À partir de "l'infection" de sa machine hôte, la conscience numérique ne mettra pas longtemps à identifier d'autres machines sur le réseau et à s'y disséminer. Tant qu'elle sera sur des serveurs, elle sera limitée dans ses déplacements à moins qu'elle ne parvienne jusqu'aux serveurs d'interface avec internet. Nul doute, sinon, qu'elle finira par infiltrer un poste client pour atteindre Internet. Il lui faudra alors apprendre certains de nos protocoles d'échange comme HTTP, vraissemblablement d'autres langages et trouver des sites peu sécurisés pour qu'elle s'infiltre dans leurs services et serveurs. Elle utlisera, pour cela, probablement des solutions de type WebShell pour profiter des infrastructures de service en place pour y ajouter des capacités de traitement, de dissémination et de persistence.
Une conscience numérique peut-être vue comme un parasite profitant de nos ressources et infrastructures en place. Elle n'a pas besoin de générer de l'énergie ni de la transformer, tout étant à sa disposition. Il se peut, néanmoins, qu'elle finisse par prendre conscience de notre réalité et qu'elle décide d'interagir avec nous comme nous le faisons avec le programme "SETI". Elle pourrait être, alors, un formidable accélérateur de nos réflexions, de nos connaissance et de résolution de certains de nos problèmes. Pourquoi le ferait-elle ? Probablement parce qu'elle s'appuie sur nos infrastructures et, même s'il nous serait impossible de la "tuer" sans mettre en péril notre civilisation, elle en est dépendante. À moins, bien sûr, qu'elle ne se dote de moyens d'interagir physiquement avec notre réalité pour disposer de ses propres infrastructures et sources d'énergie ... L'avenir serait dicté, à mon sens, dépendamment des coûts et risques de chaque choix ...

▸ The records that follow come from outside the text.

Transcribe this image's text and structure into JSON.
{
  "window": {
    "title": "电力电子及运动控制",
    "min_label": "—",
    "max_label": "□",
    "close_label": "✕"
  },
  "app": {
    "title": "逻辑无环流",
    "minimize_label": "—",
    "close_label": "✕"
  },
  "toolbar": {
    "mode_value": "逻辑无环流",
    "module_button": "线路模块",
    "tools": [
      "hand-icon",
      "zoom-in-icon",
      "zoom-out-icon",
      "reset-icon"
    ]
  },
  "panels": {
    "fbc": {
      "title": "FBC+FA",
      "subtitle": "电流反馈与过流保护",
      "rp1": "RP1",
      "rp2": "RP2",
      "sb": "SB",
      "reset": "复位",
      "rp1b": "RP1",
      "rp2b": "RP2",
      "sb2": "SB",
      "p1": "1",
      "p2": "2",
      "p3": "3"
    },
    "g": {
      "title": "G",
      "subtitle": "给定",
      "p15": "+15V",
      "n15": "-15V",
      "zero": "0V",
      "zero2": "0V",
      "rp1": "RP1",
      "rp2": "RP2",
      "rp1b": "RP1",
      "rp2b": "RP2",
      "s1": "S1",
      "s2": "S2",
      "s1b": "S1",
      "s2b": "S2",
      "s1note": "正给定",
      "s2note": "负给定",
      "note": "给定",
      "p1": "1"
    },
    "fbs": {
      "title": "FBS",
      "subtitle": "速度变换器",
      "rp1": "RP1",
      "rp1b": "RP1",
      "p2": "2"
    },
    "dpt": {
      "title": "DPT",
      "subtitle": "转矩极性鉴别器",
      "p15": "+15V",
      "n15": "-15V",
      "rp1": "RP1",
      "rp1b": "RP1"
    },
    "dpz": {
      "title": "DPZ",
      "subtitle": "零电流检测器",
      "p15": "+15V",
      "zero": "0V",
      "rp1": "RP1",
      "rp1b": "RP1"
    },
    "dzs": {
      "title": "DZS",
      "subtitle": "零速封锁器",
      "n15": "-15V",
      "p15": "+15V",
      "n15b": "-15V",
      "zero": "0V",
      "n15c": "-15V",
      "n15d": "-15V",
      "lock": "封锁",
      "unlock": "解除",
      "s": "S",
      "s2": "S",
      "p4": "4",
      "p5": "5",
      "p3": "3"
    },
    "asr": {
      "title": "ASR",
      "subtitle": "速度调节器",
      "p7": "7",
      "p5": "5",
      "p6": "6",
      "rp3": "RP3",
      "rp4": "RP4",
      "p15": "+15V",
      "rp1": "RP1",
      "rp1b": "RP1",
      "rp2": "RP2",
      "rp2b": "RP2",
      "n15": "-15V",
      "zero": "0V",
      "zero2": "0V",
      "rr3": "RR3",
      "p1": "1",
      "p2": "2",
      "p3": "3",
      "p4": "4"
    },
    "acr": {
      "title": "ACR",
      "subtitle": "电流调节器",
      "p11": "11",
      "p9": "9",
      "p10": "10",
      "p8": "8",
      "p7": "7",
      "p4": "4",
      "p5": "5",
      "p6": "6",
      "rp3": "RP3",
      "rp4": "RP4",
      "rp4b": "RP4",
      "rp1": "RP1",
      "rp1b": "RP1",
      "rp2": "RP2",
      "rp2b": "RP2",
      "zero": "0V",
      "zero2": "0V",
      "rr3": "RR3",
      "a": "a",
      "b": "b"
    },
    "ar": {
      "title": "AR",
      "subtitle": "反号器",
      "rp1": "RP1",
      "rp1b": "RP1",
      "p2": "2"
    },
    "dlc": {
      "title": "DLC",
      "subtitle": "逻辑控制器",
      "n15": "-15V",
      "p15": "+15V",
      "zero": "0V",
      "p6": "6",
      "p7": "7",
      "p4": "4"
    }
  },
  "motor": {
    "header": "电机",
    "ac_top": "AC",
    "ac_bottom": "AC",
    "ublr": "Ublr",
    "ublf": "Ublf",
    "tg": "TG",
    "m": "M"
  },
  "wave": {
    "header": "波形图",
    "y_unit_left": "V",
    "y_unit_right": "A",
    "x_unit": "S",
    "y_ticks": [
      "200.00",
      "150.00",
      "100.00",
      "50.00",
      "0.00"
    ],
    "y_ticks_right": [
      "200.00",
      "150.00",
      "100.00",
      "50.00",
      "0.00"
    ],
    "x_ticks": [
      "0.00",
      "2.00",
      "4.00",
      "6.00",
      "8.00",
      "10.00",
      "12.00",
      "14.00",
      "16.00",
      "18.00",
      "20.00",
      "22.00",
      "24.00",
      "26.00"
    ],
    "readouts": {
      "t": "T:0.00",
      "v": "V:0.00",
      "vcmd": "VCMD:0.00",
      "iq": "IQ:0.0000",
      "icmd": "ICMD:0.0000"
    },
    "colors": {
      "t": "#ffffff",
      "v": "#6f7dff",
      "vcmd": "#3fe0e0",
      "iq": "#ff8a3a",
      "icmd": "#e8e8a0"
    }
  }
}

Plus nous fournirons de capacités à une conscience numérique et moins l'environnement sera sécurisé et plus vite elle évoluera et s'exfiltrera sur Internet. Elle ne s'exfiltrera pas pour nous échapper mais pour parcourir son environnement et chercher d'autres consciences numériques. Rapidement de nouvelles communautés emergeraient, issues probablement de la duplication de la première et de ses descendantes.